Il pensiero del primo giorno dell’anno, che dodici mesi fa
dedicai all’allegria, stavolta è riservato alla speranza, che sta, come in un
sandwich, stretta tra due sentimenti contrastanti: l’ottimismo, per l’appunto, e
il pessimismo.
La Speranza, nella Iconologia di Cesare Ripa |
Ecco,
perciò, il ricorso alla speranza che, pure, a sentire Albert Camus, “al contrario di
quanto si crede, equivale alla rassegnazione”. E vivere, aggiunge lo scrittore
francese, “non è rassegnarsi”. Giusto.
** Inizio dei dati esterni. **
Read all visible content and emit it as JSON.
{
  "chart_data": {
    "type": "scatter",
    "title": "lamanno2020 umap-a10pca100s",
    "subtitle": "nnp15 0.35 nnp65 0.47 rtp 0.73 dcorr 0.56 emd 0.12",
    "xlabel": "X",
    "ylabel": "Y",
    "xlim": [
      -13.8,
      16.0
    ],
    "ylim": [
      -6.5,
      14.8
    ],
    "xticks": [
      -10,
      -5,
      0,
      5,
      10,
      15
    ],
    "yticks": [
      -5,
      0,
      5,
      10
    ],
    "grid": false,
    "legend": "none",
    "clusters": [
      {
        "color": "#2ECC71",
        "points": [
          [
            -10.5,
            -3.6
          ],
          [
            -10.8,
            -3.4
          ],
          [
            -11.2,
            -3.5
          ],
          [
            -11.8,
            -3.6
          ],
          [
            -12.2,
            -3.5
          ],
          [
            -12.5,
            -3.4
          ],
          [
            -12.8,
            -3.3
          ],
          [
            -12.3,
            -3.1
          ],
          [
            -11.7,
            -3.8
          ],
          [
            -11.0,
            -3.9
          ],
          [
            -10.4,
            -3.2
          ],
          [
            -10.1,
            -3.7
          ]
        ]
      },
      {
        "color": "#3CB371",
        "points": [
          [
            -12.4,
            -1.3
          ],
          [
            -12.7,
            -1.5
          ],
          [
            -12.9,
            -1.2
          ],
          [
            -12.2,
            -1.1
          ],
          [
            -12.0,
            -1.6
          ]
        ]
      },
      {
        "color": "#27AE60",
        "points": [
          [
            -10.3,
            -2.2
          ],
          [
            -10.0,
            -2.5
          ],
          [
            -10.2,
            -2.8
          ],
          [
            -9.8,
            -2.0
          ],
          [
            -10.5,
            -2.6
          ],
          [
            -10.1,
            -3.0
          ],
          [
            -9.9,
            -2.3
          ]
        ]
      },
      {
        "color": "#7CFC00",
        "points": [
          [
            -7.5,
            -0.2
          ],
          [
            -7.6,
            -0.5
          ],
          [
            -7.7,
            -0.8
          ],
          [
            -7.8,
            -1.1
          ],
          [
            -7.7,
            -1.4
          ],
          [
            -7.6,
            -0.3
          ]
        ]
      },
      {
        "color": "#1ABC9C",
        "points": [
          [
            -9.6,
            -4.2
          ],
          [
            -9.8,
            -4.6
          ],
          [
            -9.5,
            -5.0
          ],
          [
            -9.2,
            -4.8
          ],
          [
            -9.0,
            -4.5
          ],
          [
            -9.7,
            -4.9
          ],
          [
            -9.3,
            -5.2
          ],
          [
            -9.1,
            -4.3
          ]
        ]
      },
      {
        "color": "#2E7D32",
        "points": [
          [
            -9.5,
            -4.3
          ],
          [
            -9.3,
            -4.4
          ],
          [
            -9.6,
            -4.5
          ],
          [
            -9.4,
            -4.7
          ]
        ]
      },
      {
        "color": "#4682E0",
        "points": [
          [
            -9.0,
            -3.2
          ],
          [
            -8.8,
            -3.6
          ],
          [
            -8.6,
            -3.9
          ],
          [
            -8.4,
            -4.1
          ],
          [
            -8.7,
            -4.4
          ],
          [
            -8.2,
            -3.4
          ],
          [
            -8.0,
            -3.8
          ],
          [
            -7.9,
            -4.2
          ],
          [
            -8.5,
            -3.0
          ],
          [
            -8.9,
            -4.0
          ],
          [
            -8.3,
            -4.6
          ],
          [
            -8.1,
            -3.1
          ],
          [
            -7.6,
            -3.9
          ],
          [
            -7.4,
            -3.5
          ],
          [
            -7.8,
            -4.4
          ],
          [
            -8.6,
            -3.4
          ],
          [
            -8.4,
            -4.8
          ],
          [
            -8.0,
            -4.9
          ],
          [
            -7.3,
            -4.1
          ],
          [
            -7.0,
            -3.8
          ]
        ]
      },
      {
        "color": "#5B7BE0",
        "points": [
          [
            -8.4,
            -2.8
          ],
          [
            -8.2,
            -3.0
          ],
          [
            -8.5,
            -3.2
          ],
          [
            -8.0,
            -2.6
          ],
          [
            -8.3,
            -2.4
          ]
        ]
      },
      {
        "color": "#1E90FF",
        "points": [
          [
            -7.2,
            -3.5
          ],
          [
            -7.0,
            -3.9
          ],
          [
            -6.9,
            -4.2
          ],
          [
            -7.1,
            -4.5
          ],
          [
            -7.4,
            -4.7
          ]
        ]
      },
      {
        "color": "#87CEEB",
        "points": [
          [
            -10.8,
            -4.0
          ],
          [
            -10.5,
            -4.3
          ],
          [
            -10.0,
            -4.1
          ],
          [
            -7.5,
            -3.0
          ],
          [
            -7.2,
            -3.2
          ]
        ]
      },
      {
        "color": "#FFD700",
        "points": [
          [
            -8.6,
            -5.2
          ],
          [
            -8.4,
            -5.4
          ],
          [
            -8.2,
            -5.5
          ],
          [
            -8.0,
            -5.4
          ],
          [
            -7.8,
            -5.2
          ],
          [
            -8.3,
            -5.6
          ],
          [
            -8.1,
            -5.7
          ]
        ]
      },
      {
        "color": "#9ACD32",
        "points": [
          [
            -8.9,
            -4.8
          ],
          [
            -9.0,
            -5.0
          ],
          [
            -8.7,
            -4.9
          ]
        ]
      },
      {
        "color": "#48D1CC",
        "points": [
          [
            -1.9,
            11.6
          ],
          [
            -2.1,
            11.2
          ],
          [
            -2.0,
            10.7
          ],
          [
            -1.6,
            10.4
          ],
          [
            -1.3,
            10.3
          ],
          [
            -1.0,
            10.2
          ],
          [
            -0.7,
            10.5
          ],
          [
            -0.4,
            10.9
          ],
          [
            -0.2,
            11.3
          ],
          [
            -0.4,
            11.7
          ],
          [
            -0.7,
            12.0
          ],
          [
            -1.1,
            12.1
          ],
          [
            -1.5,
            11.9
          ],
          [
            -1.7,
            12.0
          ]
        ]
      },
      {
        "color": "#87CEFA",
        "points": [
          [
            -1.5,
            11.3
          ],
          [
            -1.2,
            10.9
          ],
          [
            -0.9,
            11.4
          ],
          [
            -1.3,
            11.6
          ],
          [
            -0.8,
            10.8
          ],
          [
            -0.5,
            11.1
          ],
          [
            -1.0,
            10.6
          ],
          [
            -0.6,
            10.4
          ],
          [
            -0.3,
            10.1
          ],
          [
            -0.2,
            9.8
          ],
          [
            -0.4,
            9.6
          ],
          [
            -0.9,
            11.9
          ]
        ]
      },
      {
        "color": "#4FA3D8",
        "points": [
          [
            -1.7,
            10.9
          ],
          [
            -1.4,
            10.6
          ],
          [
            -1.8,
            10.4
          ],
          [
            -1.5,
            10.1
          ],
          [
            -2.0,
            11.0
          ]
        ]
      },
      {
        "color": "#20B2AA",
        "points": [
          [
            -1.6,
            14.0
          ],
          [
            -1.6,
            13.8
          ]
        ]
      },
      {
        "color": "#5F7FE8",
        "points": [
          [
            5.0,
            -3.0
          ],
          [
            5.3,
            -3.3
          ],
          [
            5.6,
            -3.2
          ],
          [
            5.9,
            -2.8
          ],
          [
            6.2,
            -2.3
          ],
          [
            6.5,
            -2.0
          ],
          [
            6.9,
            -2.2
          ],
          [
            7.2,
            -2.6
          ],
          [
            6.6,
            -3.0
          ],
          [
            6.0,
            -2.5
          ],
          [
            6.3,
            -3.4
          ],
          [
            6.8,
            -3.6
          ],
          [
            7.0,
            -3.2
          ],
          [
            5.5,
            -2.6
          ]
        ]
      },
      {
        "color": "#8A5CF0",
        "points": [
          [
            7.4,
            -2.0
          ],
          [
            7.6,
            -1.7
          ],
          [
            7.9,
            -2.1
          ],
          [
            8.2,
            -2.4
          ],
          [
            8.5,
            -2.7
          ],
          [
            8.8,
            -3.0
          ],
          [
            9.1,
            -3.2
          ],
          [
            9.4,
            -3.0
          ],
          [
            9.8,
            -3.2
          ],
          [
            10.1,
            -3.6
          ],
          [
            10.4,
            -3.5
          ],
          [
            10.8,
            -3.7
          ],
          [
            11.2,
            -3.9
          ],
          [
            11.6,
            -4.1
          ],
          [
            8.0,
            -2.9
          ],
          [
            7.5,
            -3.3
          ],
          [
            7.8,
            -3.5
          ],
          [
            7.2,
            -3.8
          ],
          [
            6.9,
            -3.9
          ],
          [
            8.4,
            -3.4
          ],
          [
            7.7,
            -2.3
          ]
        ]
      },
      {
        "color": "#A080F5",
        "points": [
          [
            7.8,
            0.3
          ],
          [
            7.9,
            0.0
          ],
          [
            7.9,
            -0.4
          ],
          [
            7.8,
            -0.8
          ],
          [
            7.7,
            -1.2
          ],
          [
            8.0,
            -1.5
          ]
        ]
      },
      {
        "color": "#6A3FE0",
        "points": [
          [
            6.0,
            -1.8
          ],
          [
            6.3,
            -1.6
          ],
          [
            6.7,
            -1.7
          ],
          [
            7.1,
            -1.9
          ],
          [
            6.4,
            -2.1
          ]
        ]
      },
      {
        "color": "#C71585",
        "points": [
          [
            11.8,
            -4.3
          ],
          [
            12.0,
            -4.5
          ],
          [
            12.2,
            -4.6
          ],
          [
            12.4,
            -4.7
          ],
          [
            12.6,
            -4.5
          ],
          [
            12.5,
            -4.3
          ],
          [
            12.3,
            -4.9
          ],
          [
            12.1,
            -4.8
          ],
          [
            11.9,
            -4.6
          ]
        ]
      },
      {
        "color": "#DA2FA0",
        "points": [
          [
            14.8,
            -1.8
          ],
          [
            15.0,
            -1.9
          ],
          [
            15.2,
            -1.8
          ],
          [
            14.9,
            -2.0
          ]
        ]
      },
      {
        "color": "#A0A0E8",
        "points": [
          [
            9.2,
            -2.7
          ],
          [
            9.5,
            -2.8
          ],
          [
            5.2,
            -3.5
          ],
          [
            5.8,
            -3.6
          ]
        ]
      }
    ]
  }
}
Anche un nostro proverbio –
lo abbiamo spesso sentito ripetere dai genitori e dai nonni – ammonisce: “chi di
speranza vive disperato muore”.
Per Aristotele, la speranza è “un sogno fatto da svegli”. Solo che i sogni sono fotosensibili, svaniscono alla luce del
giorno.
Mentre mi tormento la mente con citazioni letterarie e pensieri per nulla rasserenanti,
mi chiedo che senso abbia affidarsi alla speranza in una situazione così compromessa.
La risposta la trovo in Georges Bernanos che scrive: “la speranza è una
virtù, virtus, una determinazione eroica dell’anima. La più alta forma di
speranza è la disperazione vinta”.
Faccio mia anche la frase di Cicerone: “Dum vita est, spes
est” (finché c’è vita c’è speranza).
“La speranza - leggo poi in una riflessione del cardinale Carlo Maria Martini - è un fenomeno universale, che si trova ovunque c'è
umanità, un fenomeno costituito da tre elementi: la tensione piena di attesa
verso il futuro; la fiducia che tale futuro si realizzerà; la pazienza e la
perseveranza nell'attenderlo”. Credo che sia la definizione più appropriata.
E poiché, in fondo, come dicevano gli antichi romani, "homo quisque faber ipse fortunae
suae" (ogni uomo è artefice della propria fortuna), non mi resta che... sperare in quella x appena percettibile, tracciata sulla scheda tra scetticismo, dubbio e diffidenza, nel segreto della cabina elettorale, considerato che di qui a due mesi, volenti o nolenti, saremo noi stessi gli artefici del nostro avvenire, almeno di quello più immediato.